Şu an dünyadaki en büyük yunus katliamını durdurmak için uğraşıyoruz. 20 binin üzerinde yunus insanlıktan uzak bir şekilde öldürüldü. Yunus avcılarından yunuslarla yüzme programları, yunus destekli terapi programları ve yunus parkları için yunus yakalamaları isteniyor ve paralar ödeniyor. Bu devam ettikçe esarete dayalı bu sektör yunus kıyımını da beraberinde getiriyor. Japonya Taiji’de yakalanan 10 yunus da şov dünyasında kullanılmak üzere Türkiye’ye gönderildi. Daha fazla bilgi için www.SaveJapanDolphins.org bakabilirsiniz.
 
Bazıları yunusların yenilebilecek bir hayvan olduğunu, kimsenin onlara ne yiyip ne yemeyecekleri konusunda karşı çıkamayacağını söylüyor. Siz ne düşünüyorsunuz?
Evet bu doğru. Biz Japonlara ne yiyeceklerini ya da ne yemeyeceklerini söylemiyoruz. Biz sadece onlara bilmedikleri şeyleri gösteriyoruz. Yunus eti yüksek derecede toksik içeriyor. Yunus etinde cıva oranı çok yüksek. Bu da insanlar için son derece tehlikeli. Japon hükümeti ve medyası yunus ve balina hikayelerini tüm gerçekçiliğiyle yansıtmıyor. Bu medya karartması aslında ciddi bir problem. Peki Japon halkı, hükümetin ve medyanın bu sansürü sürdürdükleri sürece, cıva yüklü yunus etini tüketip tüketmemek konusunda nasıl doğru bir karar verecek?
 
İnsanlar yunusları korumak için neler yapmalılar?

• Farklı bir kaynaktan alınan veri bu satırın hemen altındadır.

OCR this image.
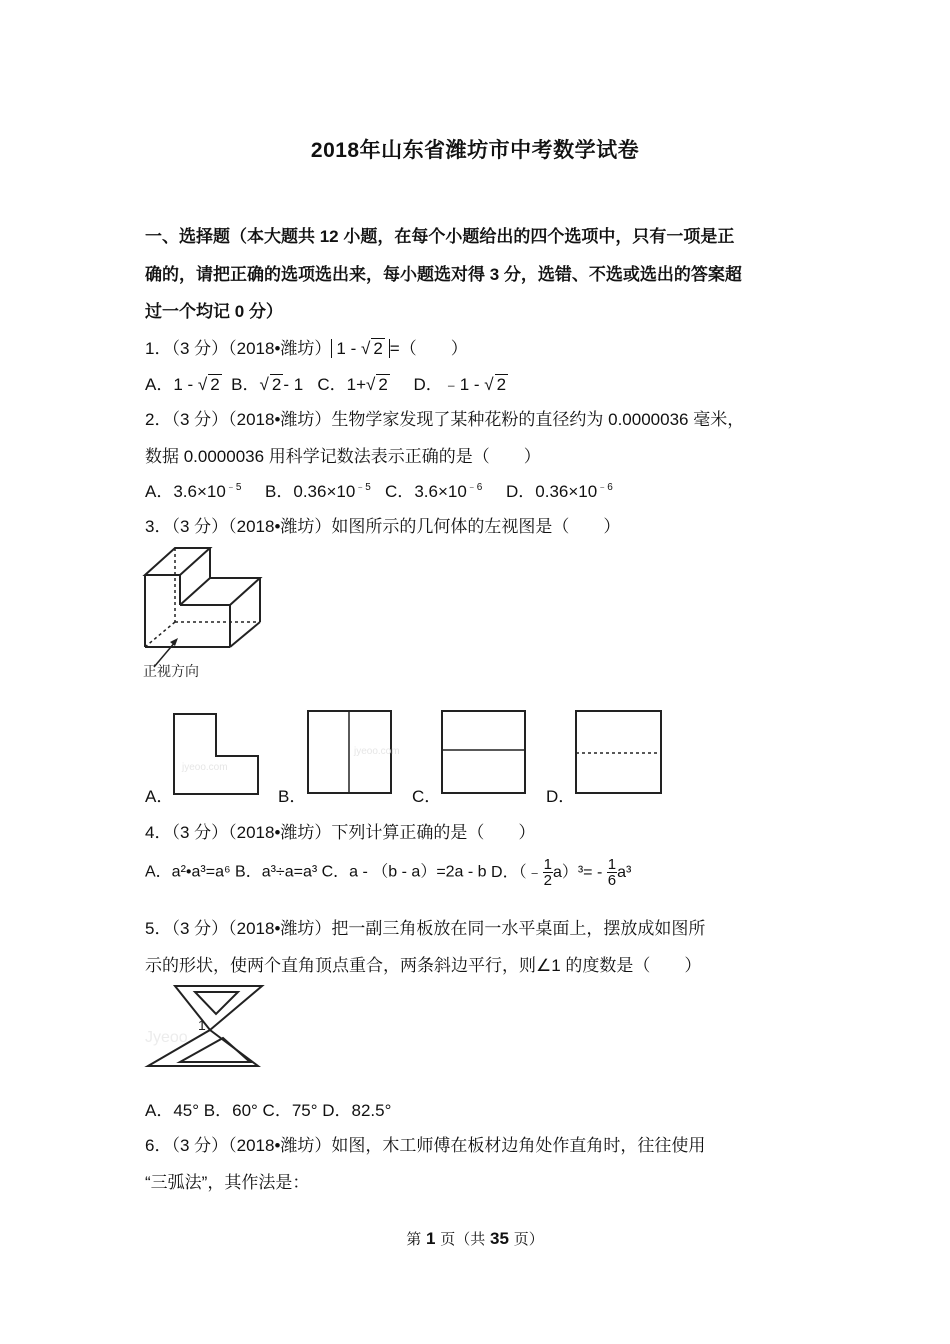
2018年山东省潍坊市中考数学试卷
一、选择题（本大题共 12 小题，在每个小题给出的四个选项中，只有一项是正
确的，请把正确的选项选出来，每小题选对得 3 分，选错、不选或选出的答案超
过一个均记 0 分）
1．（3 分）（2018•潍坊） 1 - √ 2 =（　　）
A．1 - √ 2 B．√ 2 - 1 C．1+√ 2 D．﹣1 - √ 2
2．（3 分）（2018•潍坊）生物学家发现了某种花粉的直径约为 0.0000036 毫米，
数据 0.0000036 用科学记数法表示正确的是（　　）
A．$3.6\times 10^{﹣5}$ B．$0.36\times 10^{﹣5}$ C．$3.6\times 10^{﹣6}$ D．$0.36\times 10^{﹣6}$
3．（3 分）（2018•潍坊）如图所示的几何体的左视图是（　　）
正视方向
A．
jyeoo.com
B．
jyeoo.com
C．	D．
4．（3 分）（2018•潍坊）下列计算正确的是（　　）
A．a²•a³=a⁶ B．a³÷a=a³ C．a - （b - a）=2a - b D．（﹣ $\frac{1}{2} a)^3= - \frac{1}{6} a^3$
5．（3 分）（2018•潍坊）把一副三角板放在同一水平桌面上，摆放成如图所
示的形状，使两个直角顶点重合，两条斜边平行，则∠1 的度数是（　　）
Jyeoo
1
A．45° B．60° C．75° D．82.5°
6．（3 分）（2018•潍坊）如图，木工师傅在板材边角处作直角时，往往使用
“三弧法”，其作法是：
第 1 页（共 35 页）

Tutsak yunusların yaptıkları şovlar için bilet almayın. Eğer Japon Yunus Katliamını durdurmayı desteklemek istiyorsanız www.SaveJapanDolphins sitesinden Take Action bölümüne tıklayın.
 
Hayatınızı yunuslarla geçirmiş bir kişi olarak pek çok anınız olmalı.
En güzel anılarım Guatemala, Nikaragua, Haiti, Bahama Adaları ve Brezilya’nın ormanlarında gerçekleşti. Onları kurtardıktan sonra, özgür bırakmadan önce iyileşmelerini sağlamak amacıyla buralara getirdik. O yunusların, hayatlarını tekrar kendi kontrolleri altına almalarını, özgürlüğe yüzmelerini izlemek bizim için en büyük ödül. Bunun gibi başka bir şey yok. O günler çok sakin ve huzurlu günlerdi. En iyi hatıralarımı o günlerde yaşadım.